Talladega College | Talladega, Alabama
Comprised of a 55-acre historic district, Talladega College, the first private, historically Black liberal arts college in Alabama, exhibits a wide range of architectural styles. Founded by two formally enslaved men, its historic buildings date from 1869 including the college’s Savery Library, the original home of the nationally recognized Amistad murals painted by noted artist Hale Woodruff. A comprehensive project plan, which will include the college’s first campus-wide preservation plan and its first master plan, will lay the foundation for the preservation of Talladega College’s rich history.
Dillard University | New Orleans, Louisiana
Founded in 1930, Dillard University is in the Gentilly neighborhood of New Orleans. Its National Register listed 70-acre campus is known for its mature live oaks and white Classically designed brick buildings dating from 1935. A comprehensive planning project will include the development of a campus-wide preservation plan that will enable the university to preserve its history and character as it grows to include new classrooms and housing. The plan will also address the impact of time, severe weather, and climate change on the historic campus.
Tuskegee University’s Department of Architecture | Tuskegee, Alabama
Tuskegee (Institute) University was founded in 1881 under the leadership of Dr. Booker T. Washington. It’s now over 5,000-acre campus comprises over 100 buildings and is designated as a National Historic Site. Led by its Department of Architecture, the university will develop a sustainability and climate change resiliency plan to create preservation strategies that address the effects of climate change on its historic resources.

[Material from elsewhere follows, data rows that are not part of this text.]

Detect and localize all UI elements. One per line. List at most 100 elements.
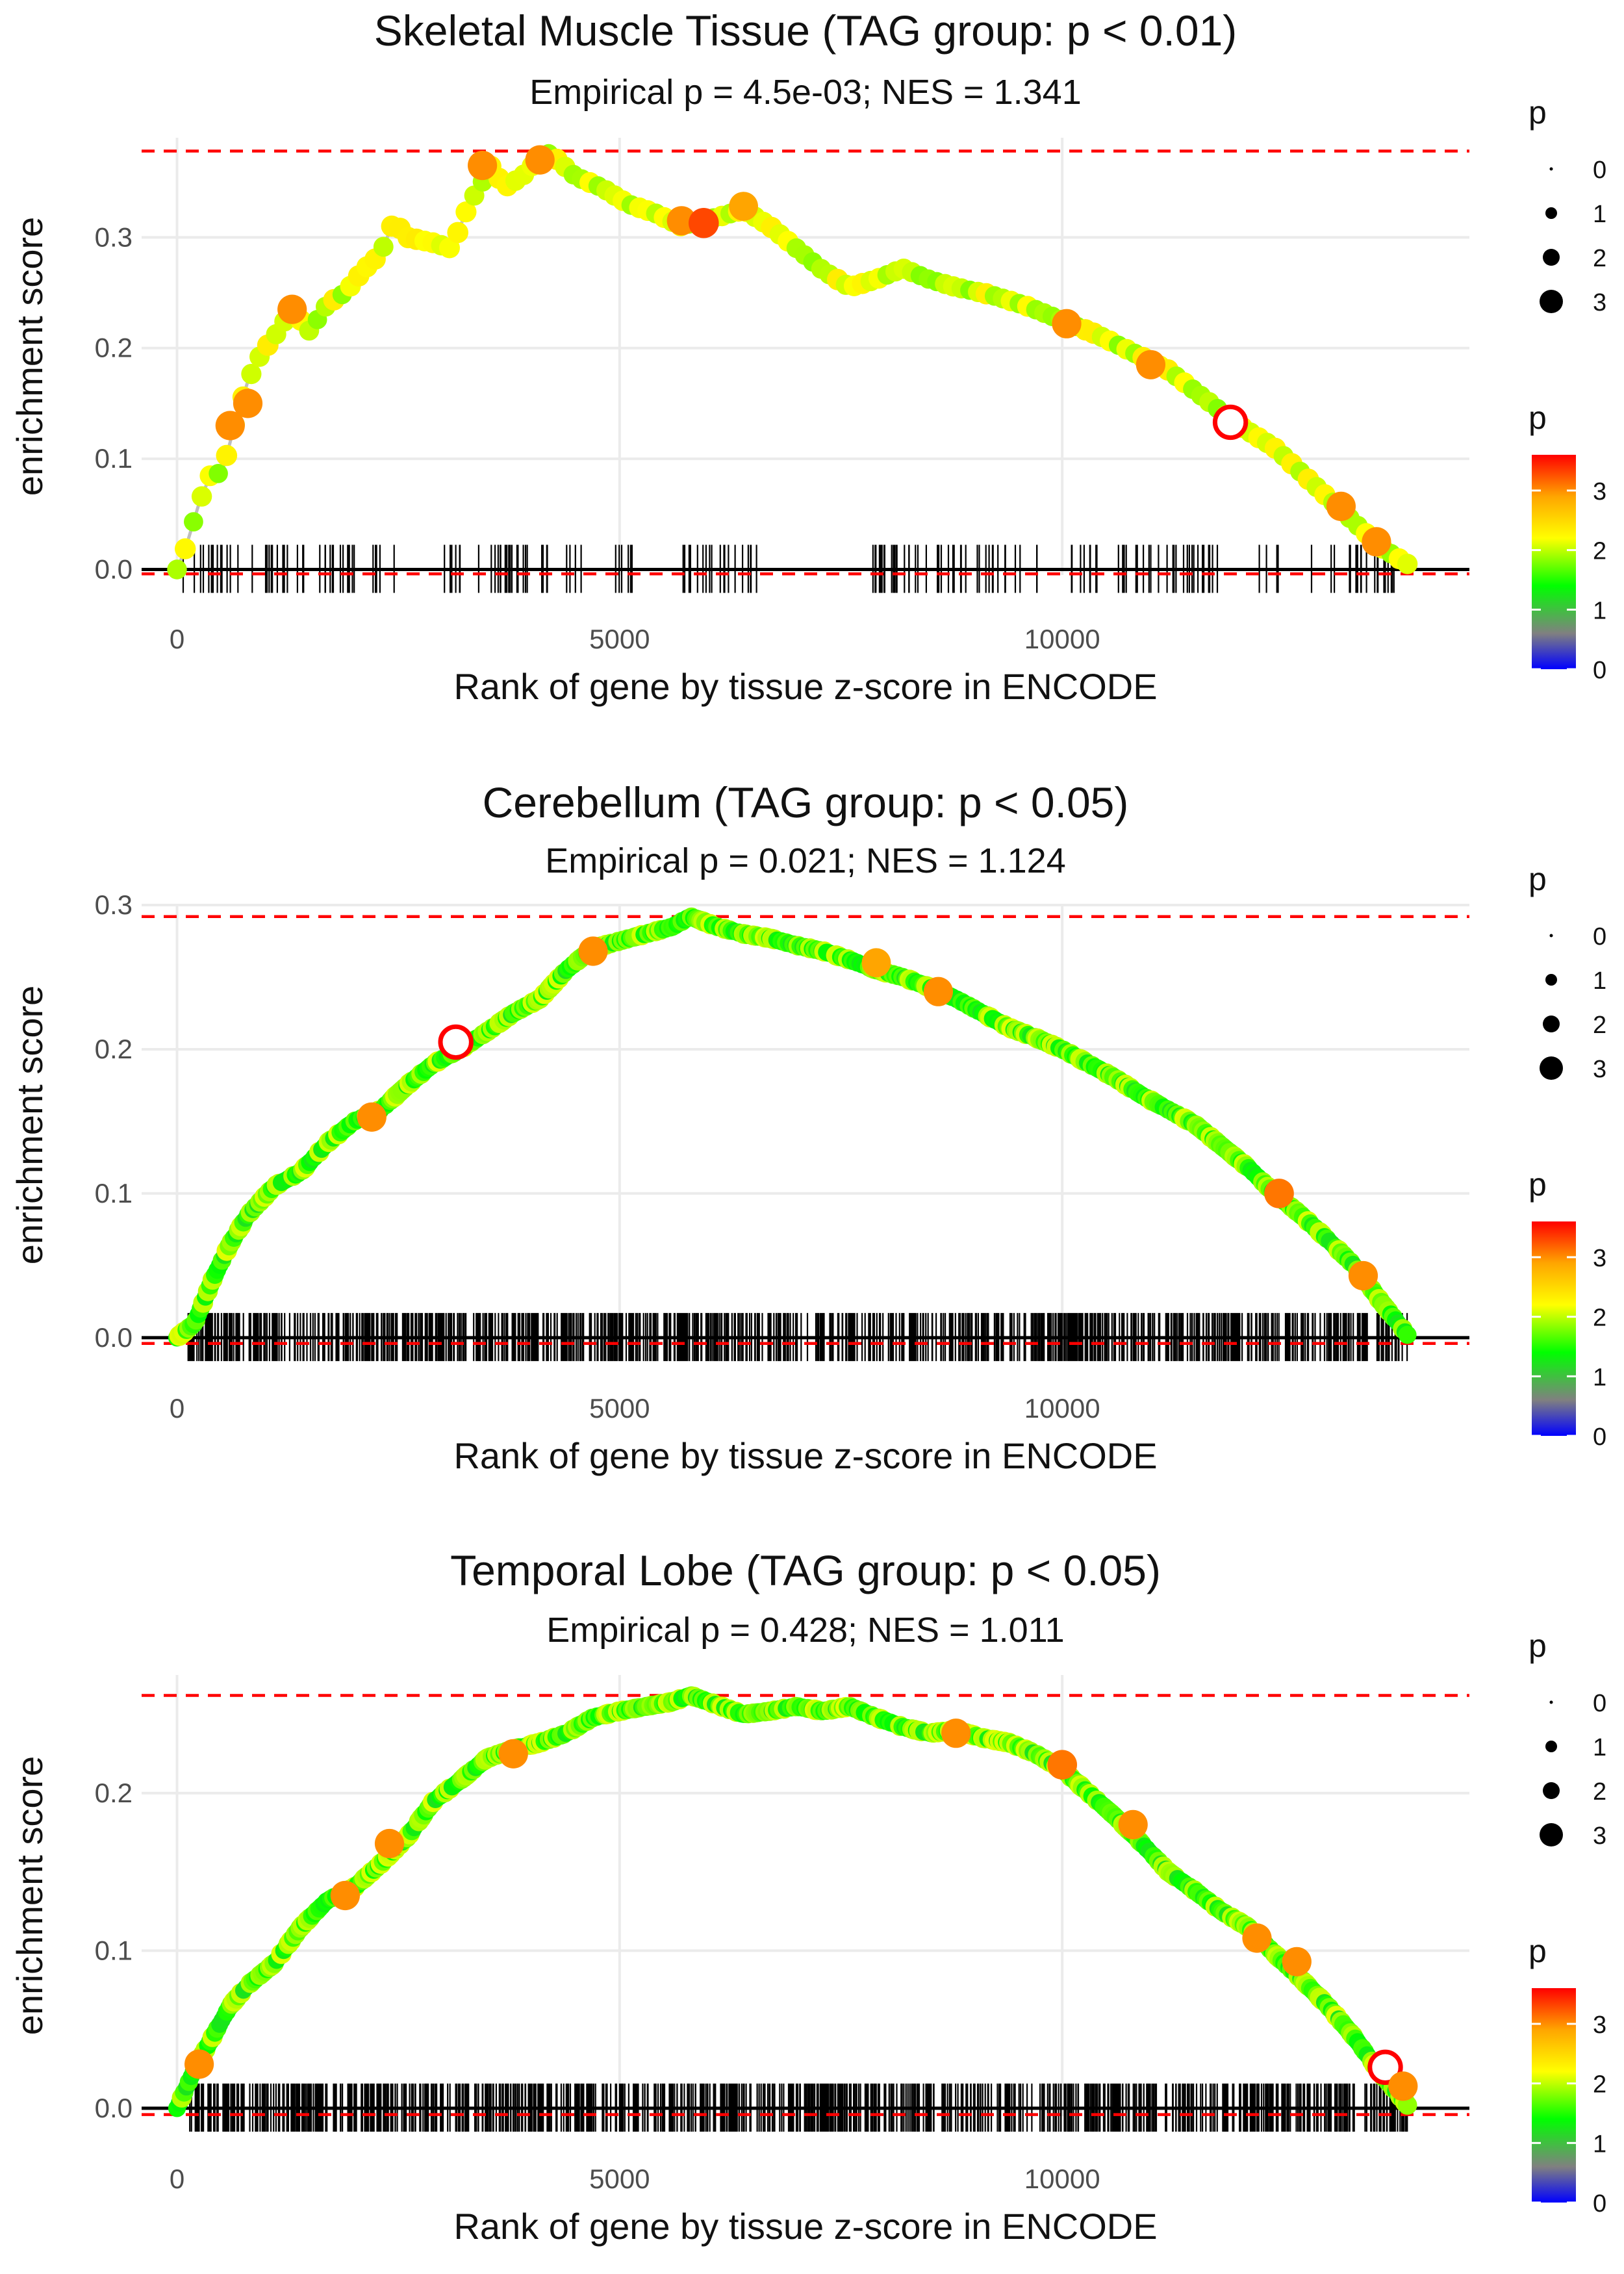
y-tick-label: 0.1 bbox=[95, 1178, 133, 1208]
size-legend-label: 0 bbox=[1593, 157, 1606, 184]
size-legend-label: 2 bbox=[1593, 1012, 1606, 1039]
color-legend-label: 2 bbox=[1593, 1305, 1606, 1332]
highlight-point bbox=[1047, 1750, 1078, 1780]
chart-title: Temporal Lobe (TAG group: p < 0.05) bbox=[450, 1546, 1161, 1594]
chart-title: Skeletal Muscle Tissue (TAG group: p < 0… bbox=[374, 6, 1237, 55]
color-legend-title: p bbox=[1529, 400, 1547, 436]
enrichment-point bbox=[191, 486, 212, 507]
chart-title: Cerebellum (TAG group: p < 0.05) bbox=[483, 778, 1129, 826]
x-tick-label: 0 bbox=[170, 1393, 184, 1424]
color-legend-label: 1 bbox=[1593, 597, 1606, 624]
highlight-point bbox=[233, 389, 263, 418]
size-legend-label: 3 bbox=[1593, 289, 1606, 316]
enrichment-point bbox=[184, 512, 203, 531]
highlight-point bbox=[330, 1880, 360, 1911]
highlight-point bbox=[468, 151, 498, 181]
chart-subtitle: Empirical p = 4.5e-03; NES = 1.341 bbox=[529, 73, 1081, 112]
highlight-point bbox=[1326, 491, 1356, 522]
y-axis-title: enrichment score bbox=[9, 217, 50, 496]
color-legend-label: 3 bbox=[1593, 1245, 1606, 1272]
size-legend-key bbox=[1549, 167, 1553, 171]
y-tick-label: 0.0 bbox=[95, 2093, 133, 2123]
x-tick-label: 0 bbox=[170, 2164, 184, 2194]
highlight-point bbox=[1118, 1809, 1148, 1839]
panel-2: Cerebellum (TAG group: p < 0.05) Empirica… bbox=[9, 778, 1606, 1476]
highlight-point bbox=[277, 294, 307, 324]
size-legend-key bbox=[1540, 290, 1563, 313]
size-legend: p 0 1 2 3 bbox=[1529, 94, 1606, 316]
highlight-point bbox=[923, 977, 953, 1006]
highlight-point bbox=[1282, 1947, 1312, 1976]
size-legend-title: p bbox=[1529, 1628, 1547, 1664]
highlight-point bbox=[1367, 2049, 1403, 2086]
enrichment-curve bbox=[175, 149, 1408, 570]
size-legend-title: p bbox=[1529, 94, 1547, 131]
size-legend: p 0 1 2 3 bbox=[1529, 1628, 1606, 1850]
size-legend-key bbox=[1545, 1741, 1557, 1752]
enrichment-point bbox=[373, 236, 394, 257]
size-legend-label: 0 bbox=[1593, 923, 1606, 951]
color-legend-label: 0 bbox=[1593, 2190, 1606, 2217]
highlight-point bbox=[525, 145, 555, 175]
x-tick-label: 10000 bbox=[1024, 1393, 1100, 1424]
size-legend-label: 0 bbox=[1593, 1690, 1606, 1717]
y-tick-label: 0.1 bbox=[95, 443, 133, 474]
color-legend-bar bbox=[1532, 455, 1576, 669]
enrichment-points bbox=[168, 907, 1417, 1347]
size-legend-key bbox=[1545, 974, 1557, 986]
enrichment-points bbox=[168, 1686, 1418, 2117]
highlight-point bbox=[1388, 2071, 1418, 2101]
enrichment-points bbox=[167, 144, 1418, 580]
color-legend-label: 3 bbox=[1593, 2012, 1606, 2039]
size-legend-label: 2 bbox=[1593, 1778, 1606, 1806]
x-tick-label: 5000 bbox=[589, 2164, 650, 2194]
size-legend-label: 3 bbox=[1593, 1822, 1606, 1850]
highlight-point bbox=[1136, 350, 1165, 379]
x-tick-label: 5000 bbox=[589, 1393, 650, 1424]
color-legend-label: 2 bbox=[1593, 538, 1606, 565]
highlight-point bbox=[1242, 1923, 1272, 1953]
size-legend: p 0 1 2 3 bbox=[1529, 861, 1606, 1083]
panel-3: Temporal Lobe (TAG group: p < 0.05) Empir… bbox=[9, 1546, 1606, 2247]
y-tick-label: 0.3 bbox=[95, 222, 133, 252]
size-legend-key bbox=[1543, 1016, 1560, 1032]
size-legend-label: 1 bbox=[1593, 967, 1606, 995]
y-tick-label: 0.0 bbox=[95, 1322, 133, 1353]
enrichment-point bbox=[1398, 1325, 1417, 1344]
color-legend-label: 0 bbox=[1593, 657, 1606, 684]
highlight-point bbox=[861, 948, 891, 978]
panel-1: Skeletal Muscle Tissue (TAG group: p < 0… bbox=[9, 6, 1606, 707]
x-tick-label: 10000 bbox=[1024, 624, 1100, 654]
grid bbox=[142, 138, 1469, 575]
size-legend-title: p bbox=[1529, 861, 1547, 897]
size-legend-label: 2 bbox=[1593, 245, 1606, 272]
enrichment-point bbox=[167, 559, 187, 580]
y-axis-title: enrichment score bbox=[9, 986, 50, 1265]
highlight-point bbox=[357, 1102, 387, 1132]
highlight-point bbox=[941, 1718, 971, 1748]
x-tick-label: 10000 bbox=[1024, 2164, 1100, 2194]
highlight-point bbox=[498, 1739, 528, 1769]
y-tick-label: 0.2 bbox=[95, 1034, 133, 1064]
highlight-point bbox=[184, 2049, 214, 2079]
x-tick-label: 5000 bbox=[589, 624, 650, 654]
chart-subtitle: Empirical p = 0.021; NES = 1.124 bbox=[545, 841, 1065, 880]
x-axis-title: Rank of gene by tissue z-score in ENCODE bbox=[453, 666, 1157, 707]
enrichment-point bbox=[175, 538, 196, 559]
highlight-point bbox=[1348, 1260, 1378, 1291]
enrichment-point bbox=[209, 464, 228, 483]
y-tick-label: 0.3 bbox=[95, 889, 133, 920]
highlight-point bbox=[729, 192, 758, 221]
highlight-point bbox=[1362, 527, 1391, 557]
y-tick-label: 0.2 bbox=[95, 1778, 133, 1808]
size-legend-key bbox=[1540, 1823, 1563, 1846]
color-legend-label: 1 bbox=[1593, 2130, 1606, 2158]
color-legend-title: p bbox=[1529, 1166, 1547, 1203]
highlight-point bbox=[689, 207, 719, 238]
enrichment-point bbox=[216, 444, 238, 466]
enrichment-point bbox=[241, 364, 262, 385]
color-legend-label: 1 bbox=[1593, 1364, 1606, 1391]
size-legend-label: 3 bbox=[1593, 1056, 1606, 1083]
color-legend-title: p bbox=[1529, 1933, 1547, 1969]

Hampton University’s Historic Landscape
Hampton University| Hampton, Virginia
Influenced by the educational philosophy of founder General Samuel Chapman Armstrong to “stimulate student’s respect for education,” Hampton University was founded in 1868 with the mission to educate the formally enslaved, their descendants, American Indians, and women. Hampton University will utilize a historic landscape plan to inform landscape preservation and better facilitate storytelling and interpretation for students and campus visitors.
Jarvis Christian University’s Florence Robinson Cottage
Jarvis Christian University | Hawkins, Texas
Jarvis Christian University was founded in 1908 by the Negro Disciples of Christ as a school for Black youth starting in elementary school. Now located on 456 acres near Hawkins, Texas, the university serves over 800 students. Named in honor of a former instructor, the Florence Robinson Cottage was built in 1941 and previously served as a residence for the college president. A comprehensive planning process will develop a rehabilitation and stewardship plan to guide the university in making the Florence Robinson Cottage a viable historic site.